La fin de la maison Yves Saint-Laurent me peine, mais j'admire comme ce grand homme a su dire leur fait aux farceurs lors de son discours d’adieu.

Oui, « grand homme ». J’ai visité par hasard voici quelques années une exposition sur Yves Saint-Laurent. Cette visite est de celles auxquelles on repense souvent.

Les vêtements étaient classés par époque, style, thème etc. La variété fascinante des couleurs, matières et proportions révélait, en même temps qu’une coupe infaillible, une créativité s’écoulant sans relâche et qui ne peut se comparer qu’à celle de Victor Hugo.

Un tissu est une surface plane anisotrope, chaîne et trame réagissant différemment à la tension.

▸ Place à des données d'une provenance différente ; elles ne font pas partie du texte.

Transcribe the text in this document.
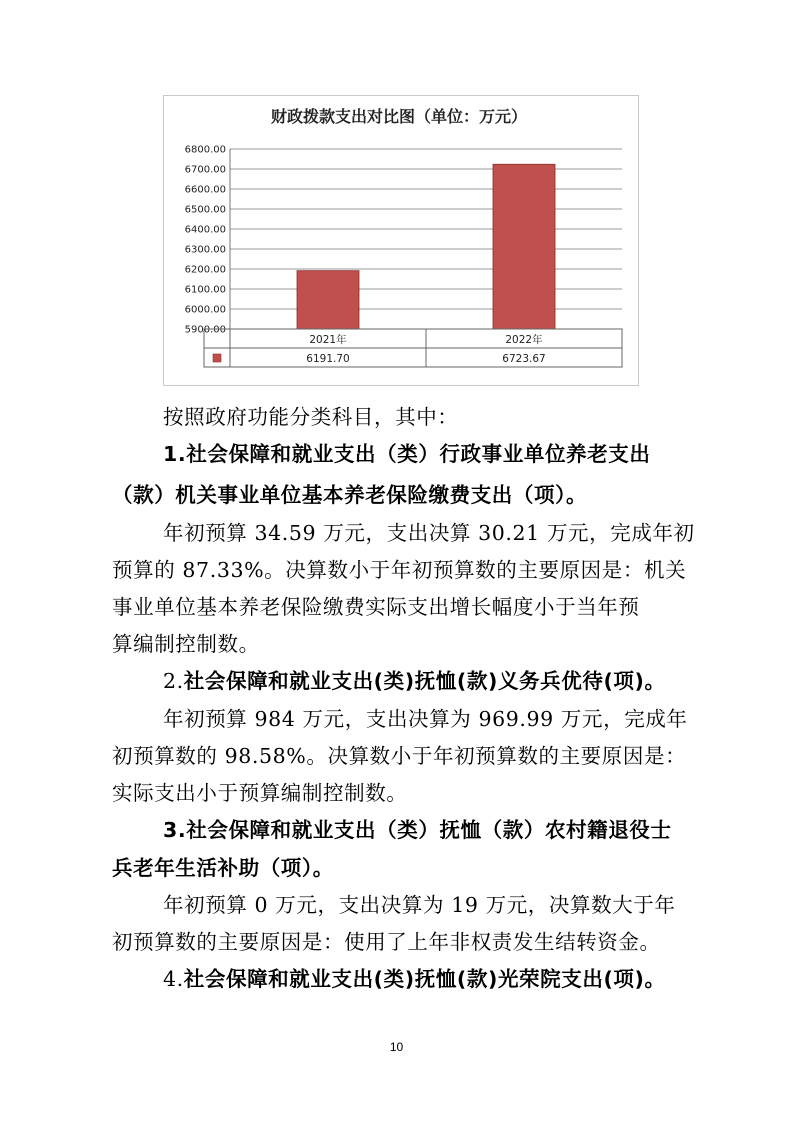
财政拨款支出对比图（单位：万元）
5900.00
6000.00
6100.00
6200.00
6300.00
6400.00
6500.00
6600.00
6700.00
6800.00
2021年
6191.70
2022年
6723.67
按照政府功能分类科目，其中：
1.社会保障和就业支出（类）行政事业单位养老支出
（款）机关事业单位基本养老保险缴费支出（项）。
年初预算 34.59 万元，支出决算 30.21 万元，完成年初
预算的 87.33%。决算数小于年初预算数的主要原因是：机关
事业单位基本养老保险缴费实际支出增长幅度小于当年预
算编制控制数。
2.社会保障和就业支出(类)抚恤(款)义务兵优待(项)。
年初预算 984 万元，支出决算为 969.99 万元，完成年
初预算数的 98.58%。决算数小于年初预算数的主要原因是：
实际支出小于预算编制控制数。
3.社会保障和就业支出（类）抚恤（款）农村籍退役士
兵老年生活补助（项）。
年初预算 0 万元，支出决算为 19 万元，决算数大于年
初预算数的主要原因是：使用了上年非权责发生结转资金。
4.社会保障和就业支出(类)抚恤(款)光荣院支出(项)。
10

La magie de la couture, c'est de transformer cette surface en ondulations qui suivent et modifient la forme du corps humain. Rien de plus équilibré que l’association de rigueur et de souplesse que manifeste un vêtement bien coupé. Le sommet de l’art est atteint lorsqu’on oublie le vêtement et qu’au lieu de se dire « comme elle est bien habillée » on pense « comme elle est belle ! » Cette leçon de la couture s'étend à d'autres domaines de la vie et de l'action.

Pendant la visite j’ai eu une sorte d'hallucination. J’ai reconnu, dans une robe, les formes délicieuses de la femme aimée qui marchait à mes côtés, puis les ai revues dans une autre, une autre encore. Finalement cette femme s’est glissée dans tous les vêtements. Je marchais bouleversé parmi son image multipliée, magnifiée, diversifiée.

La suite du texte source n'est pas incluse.